While it is true that technological breakthroughs happen all the time, most are at the lab research stage. That does not guarantee that any of them will ever actually make it past the “valley of death” as VC funders call it, to actually go into production, so that someone can actually buy them, in the US.
Then, because they are radical new technology, they have to be tested and certified by the state (at least in California, which pays the rebates based on “expected performance”) as able to last 40 years or so. The original crystalline solar developed in the Carter years is the only solar that has been proved to last 40 years, because, in the real world, it has. For at least the next decade, tried and tested solar tech that is on the market now is your best bet.
You also have to consider what the future might hold for renewable energy, politically, in this country. Rebates and incentives that now lower your costs might soon be a thing of the past.

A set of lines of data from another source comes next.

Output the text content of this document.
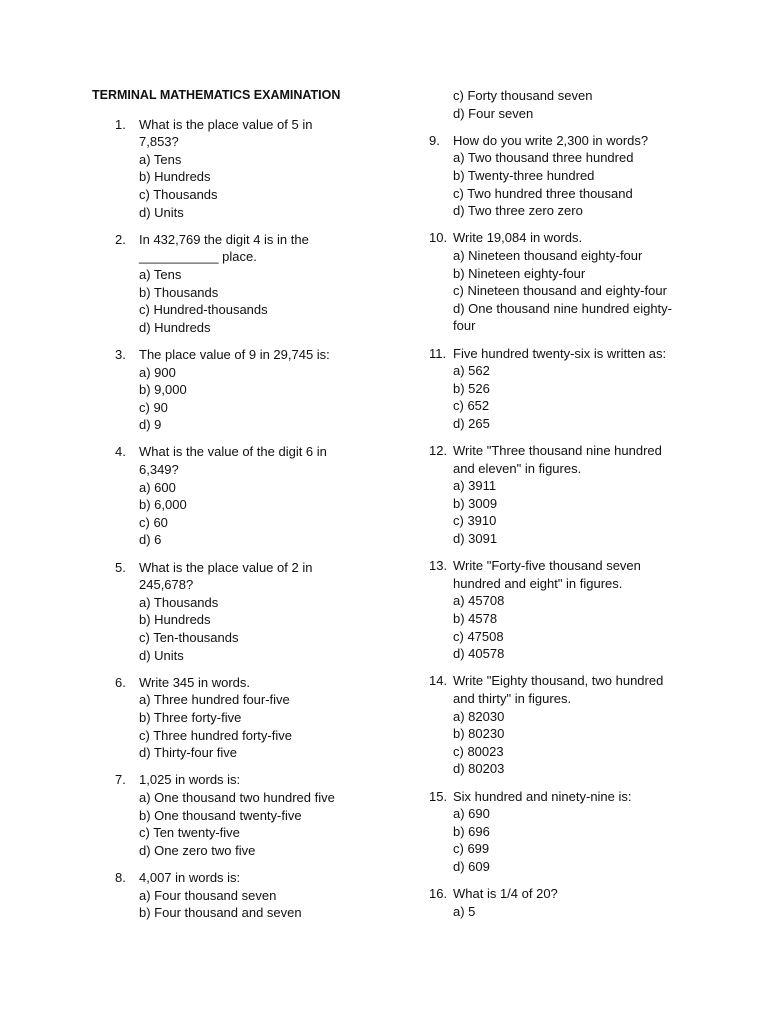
TERMINAL MATHEMATICS EXAMINATION
1. What is the place value of 5 in 7,853?
a) Tens
b) Hundreds
c) Thousands
d) Units
2. In 432,769 the digit 4 is in the ___________ place.
a) Tens
b) Thousands
c) Hundred-thousands
d) Hundreds
3. The place value of 9 in 29,745 is:
a) 900
b) 9,000
c) 90
d) 9
4. What is the value of the digit 6 in 6,349?
a) 600
b) 6,000
c) 60
d) 6
5. What is the place value of 2 in 245,678?
a) Thousands
b) Hundreds
c) Ten-thousands
d) Units
6. Write 345 in words.
a) Three hundred four-five
b) Three forty-five
c) Three hundred forty-five
d) Thirty-four five
7. 1,025 in words is:
a) One thousand two hundred five
b) One thousand twenty-five
c) Ten twenty-five
d) One zero two five
8. 4,007 in words is:
a) Four thousand seven
b) Four thousand and seven
c) Forty thousand seven
d) Four seven
9. How do you write 2,300 in words?
a) Two thousand three hundred
b) Twenty-three hundred
c) Two hundred three thousand
d) Two three zero zero
10. Write 19,084 in words.
a) Nineteen thousand eighty-four
b) Nineteen eighty-four
c) Nineteen thousand and eighty-four
d) One thousand nine hundred eighty-four
11. Five hundred twenty-six is written as:
a) 562
b) 526
c) 652
d) 265
12. Write "Three thousand nine hundred and eleven" in figures.
a) 3911
b) 3009
c) 3910
d) 3091
13. Write "Forty-five thousand seven hundred and eight" in figures.
a) 45708
b) 4578
c) 47508
d) 40578
14. Write "Eighty thousand, two hundred and thirty" in figures.
a) 82030
b) 80230
c) 80023
d) 80203
15. Six hundred and ninety-nine is:
a) 690
b) 696
c) 699
d) 609
16. What is 1/4 of 20?
a) 5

As we go into a future that is nastier and more desperate for this country, with peak oil, food shortages and FEMA putting an increasing drain on public funds from the effects of climate change, voters will tend to move to the selfish and shortsighted end of the political spectrum. It’s human nature. Politicians who offer rebates and subsidies to encourage more renewable energy will be less and less appealing to an increasingly desperate “I’ve got mine” crowd in the US.

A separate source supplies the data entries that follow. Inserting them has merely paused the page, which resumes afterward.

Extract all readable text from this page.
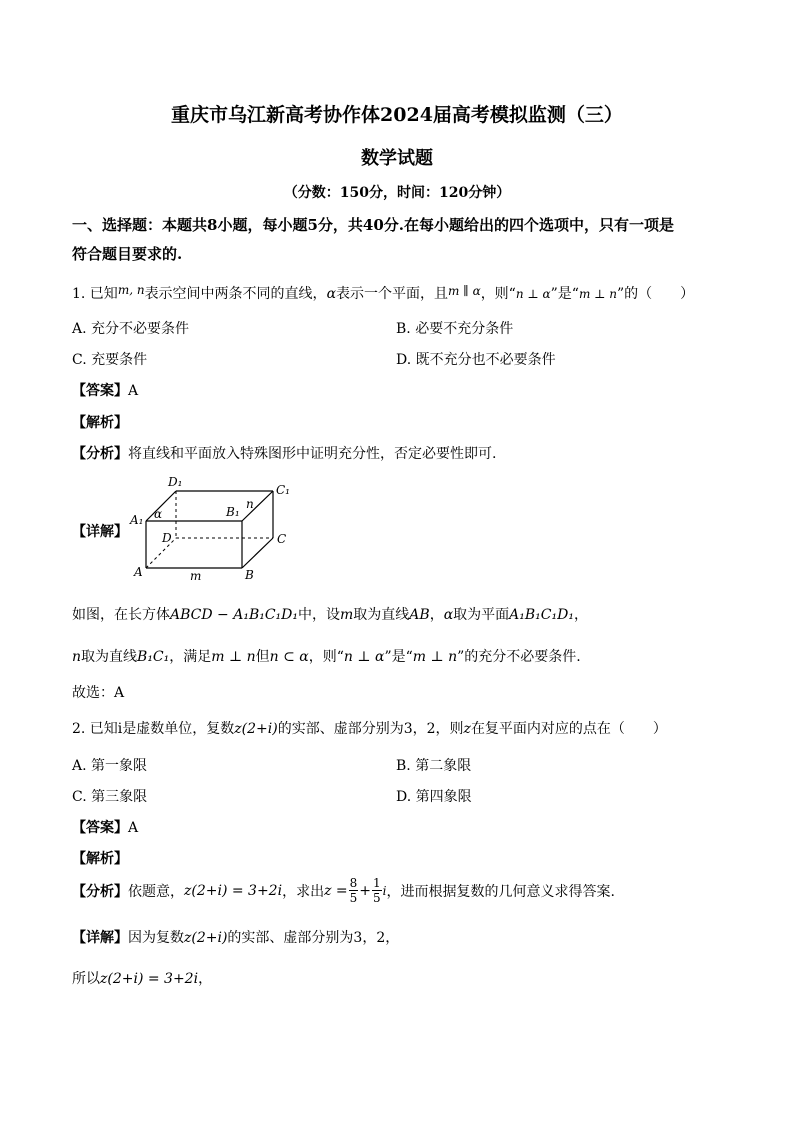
重庆市乌江新高考协作体2024届高考模拟监测（三）
数学试题
（分数：150分，时间：120分钟）
一、选择题：本题共8小题，每小题5分，共40分.在每小题给出的四个选项中，只有一项是
符合题目要求的.
1. 已知m, n表示空间中两条不同的直线，α表示一个平面，且m ∥ α，则“n ⊥ α”是“m ⊥ n”的（　　）
A. 充分不必要条件	B. 必要不充分条件
C. 充要条件	D. 既不充分也不必要条件
【答案】A
【解析】
【分析】将直线和平面放入特殊图形中证明充分性，否定必要性即可.
【详解】
D₁
C₁
A₁
B₁
D	C
A	B
α
n
m
如图，在长方体ABCD − A₁B₁C₁D₁中，设m取为直线AB，α取为平面A₁B₁C₁D₁，
n取为直线B₁C₁，满足m ⊥ n但n ⊂ α，则“n ⊥ α”是“m ⊥ n”的充分不必要条件.
故选：A
2. 已知i是虚数单位，复数z(2+i)的实部、虚部分别为3，2，则z在复平面内对应的点在（　　）
A. 第一象限	B. 第二象限
C. 第三象限	D. 第四象限
【答案】A
【解析】
【分析】 依题意， z(2+i) = 3+2i ，求出 $z = \frac{8}{5} + \frac{1}{5}$ i ，进而根据复数的几何意义求得答案.
【详解】因为复数z(2+i)的实部、虚部分别为3，2，
所以z(2+i) = 3+2i，
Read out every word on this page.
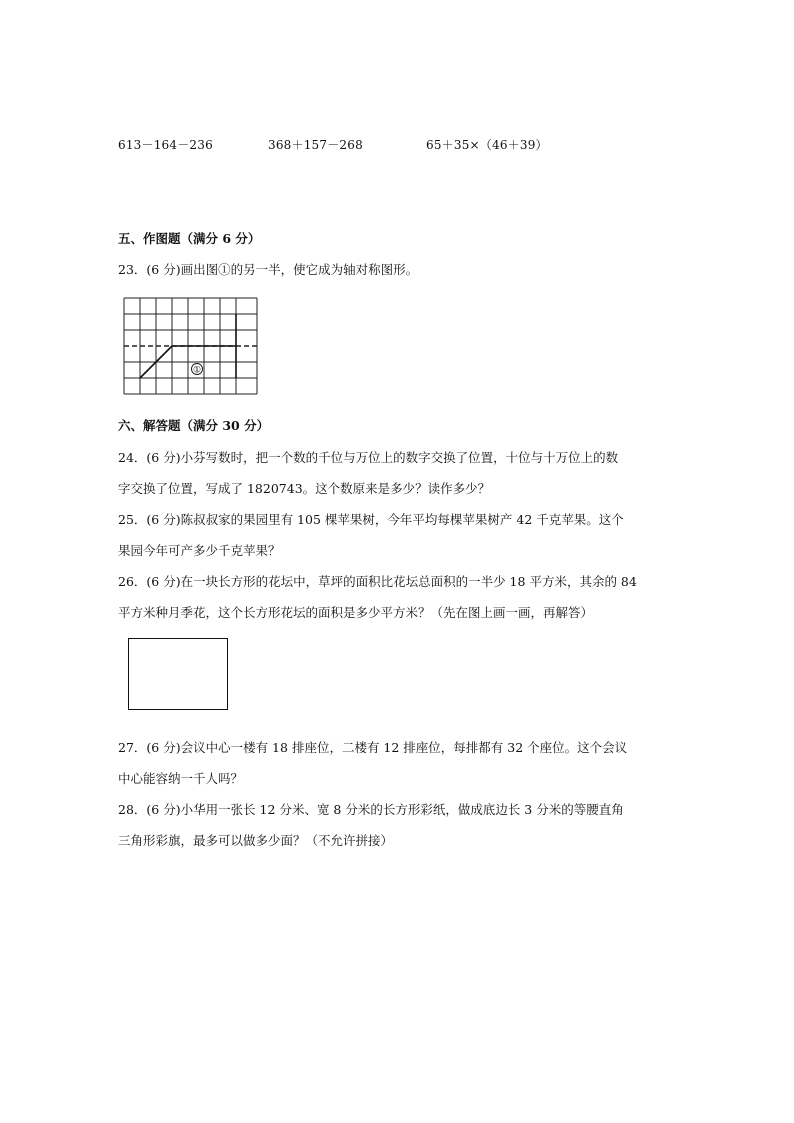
613－164－236	368＋157－268	65＋35×（46＋39）
五、作图题（满分 6 分）
23．(6 分)画出图①的另一半，使它成为轴对称图形。
①
六、解答题（满分 30 分）
24．(6 分)小芬写数时，把一个数的千位与万位上的数字交换了位置，十位与十万位上的数
字交换了位置，写成了 1820743。这个数原来是多少？读作多少？
25．(6 分)陈叔叔家的果园里有 105 棵苹果树，今年平均每棵苹果树产 42 千克苹果。这个
果园今年可产多少千克苹果？
26．(6 分)在一块长方形的花坛中，草坪的面积比花坛总面积的一半少 18 平方米，其余的 84
平方米种月季花，这个长方形花坛的面积是多少平方米？（先在图上画一画，再解答）
27．(6 分)会议中心一楼有 18 排座位，二楼有 12 排座位，每排都有 32 个座位。这个会议
中心能容纳一千人吗？
28．(6 分)小华用一张长 12 分米、宽 8 分米的长方形彩纸，做成底边长 3 分米的等腰直角
三角形彩旗，最多可以做多少面？（不允许拼接）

While prices for new technologies might go down in China and Europe, the technologies might be unavailable here, due to removing subsidies for renewable energy. Some examples are the highly efficient glass windows and cars that are available in Europe, but not here. High speed trains are unknown here but have been common in both China and Japan and Europe. This technology disparity will diverge more as oil prices rise, making shipping more expensive. As with cars, windows and trains, the most advanced technologies might be increasingly unavailable in the US.
So, if you have wanted to go solar, but think something better is just around the corner, consider all the pressures that push prices in the opposite direction. It is much more likely that – at least in the US – prices for solar will not go down with time, but might even go up.